Ross Thorne

Personal information
- Nationality: Australian
- Born: 7 November 1957 (age 68) Australia

Sport
- Highest ranking: 4 (August 1986)

Medal record
Men's squash
Representing Australia
World Team Championships
| Bronze medal – third place | 1979 Brisbane | Team |
| Silver medal – second place | 1981 Sweden | Team |
| Bronze medal – third place | 1983 New Zealand | Team |
| Bronze medal – third place | 1985 Egypt | Team |

= Ross Thorne =

Australian squash player (born 1957)

Ross Thorne is a former professional squash player from Australia. He reached a career high ranking of 4 in the world during August 1986 and won four medals at the World Team Championships.

== Biography ==
Thorne was born on 7 November 1957, and lived in Queensland. He married Rhonda Shapland, who was crowned women's world champion in 1981.

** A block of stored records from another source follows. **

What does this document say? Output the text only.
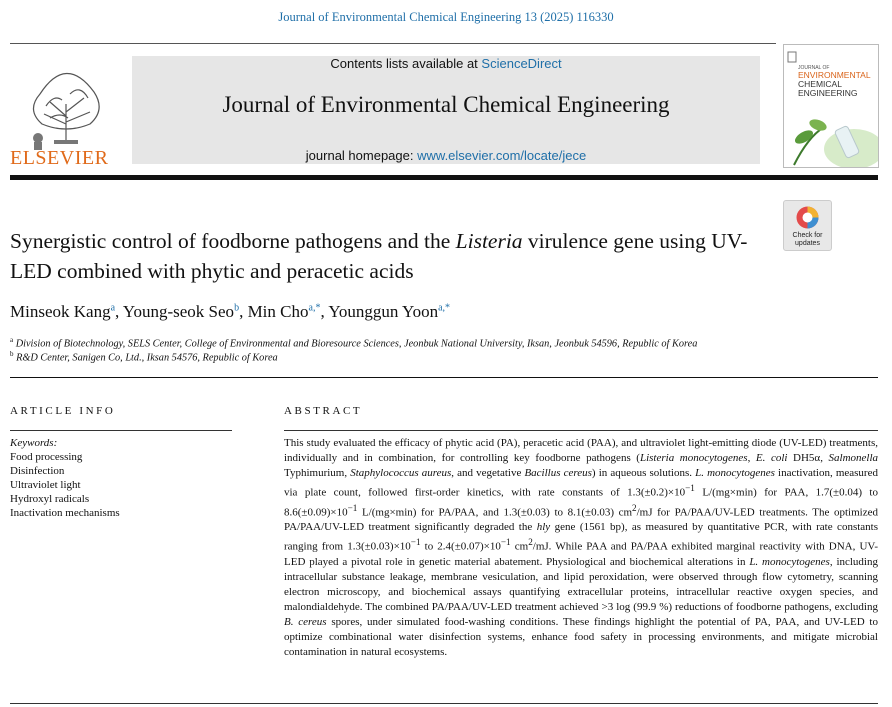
Journal of Environmental Chemical Engineering 13 (2025) 116330
ELSEVIER
Contents lists available at ScienceDirect
Journal of Environmental Chemical Engineering
journal homepage: www.elsevier.com/locate/jece
JOURNAL OF
ENVIRONMENTAL
CHEMICAL
ENGINEERING
Check for
updates
Synergistic control of foodborne pathogens and the Listeria virulence gene using UV-LED combined with phytic and peracetic acids
Minseok Kang$^a$, Young-seok Seo$^b$, Min Cho$^{a,*}$, Younggun Yoon$^{a,*}$
$^a$ Division of Biotechnology, SELS Center, College of Environmental and Bioresource Sciences, Jeonbuk National University, Iksan, Jeonbuk 54596, Republic of Korea
$^b$ R&D Center, Sanigen Co, Ltd., Iksan 54576, Republic of Korea
ARTICLE INFO
Keywords:
Food processing
Disinfection
Ultraviolet light
Hydroxyl radicals
Inactivation mechanisms
ABSTRACT
This study evaluated the efficacy of phytic acid (PA), peracetic acid (PAA), and ultraviolet light-emitting diode (UV-LED) treatments, individually and in combination, for controlling key foodborne pathogens (Listeria monocytogenes, E. coli DH5α, Salmonella Typhimurium, Staphylococcus aureus, and vegetative Bacillus cereus) in aqueous solutions. L. monocytogenes inactivation, measured via plate count, followed first-order kinetics, with rate constants of $1.3(\pm 0.2)\times 10^{-1}$ L/(mg×min) for PAA, 1.7(±0.04) to $8.6(\pm 0.09)\times 10^{-1}$ L/(mg×min) for PA/PAA, and 1.3(±0.03) to 8.1(±0.03) $cm^2/mJ$ for PA/PAA/UV-LED treatments. The optimized PA/PAA/UV-LED treatment significantly degraded the hly gene (1561 bp), as measured by quantitative PCR, with rate constants ranging from $1.3(\pm 0.03)\times 10^{-1}$ to $2.4(\pm 0.07)\times 10^{-1}$ $cm^2/mJ$. While PAA and PA/PAA exhibited marginal reactivity with DNA, UV-LED played a pivotal role in genetic material abatement. Physiological and biochemical alterations in L. monocytogenes, including intracellular substance leakage, membrane vesiculation, and lipid peroxidation, were observed through flow cytometry, scanning electron microscopy, and biochemical assays quantifying extracellular proteins, intracellular reactive oxygen species, and malondialdehyde. The combined PA/PAA/UV-LED treatment achieved >3 log (99.9 %) reductions of foodborne pathogens, excluding B. cereus spores, under simulated food-washing conditions. These findings highlight the potential of PA, PAA, and UV-LED to optimize combinational water disinfection systems, enhance food safety in processing environments, and mitigate microbial contamination in natural ecosystems.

Thornes's break-out year was 1983 when he won the Queensland, Australian and South African titles. Thorne played in the British Premier League but was subject to controversy. He signed for Edgbaston Priory in 1985 but let the club down and later in 1987 was sacked by Arrow Village after failing to turn up to a match.

Thorne achieved his highest world ranking of number four in August 1986, and represented Australia in the 1979, 1981, 1983 and 1985 World Team Squash Championships, finishing runners-up in 1981.

Thorne was named the player-manager of the Australian team during the 1987 Men's World Team Squash Championships.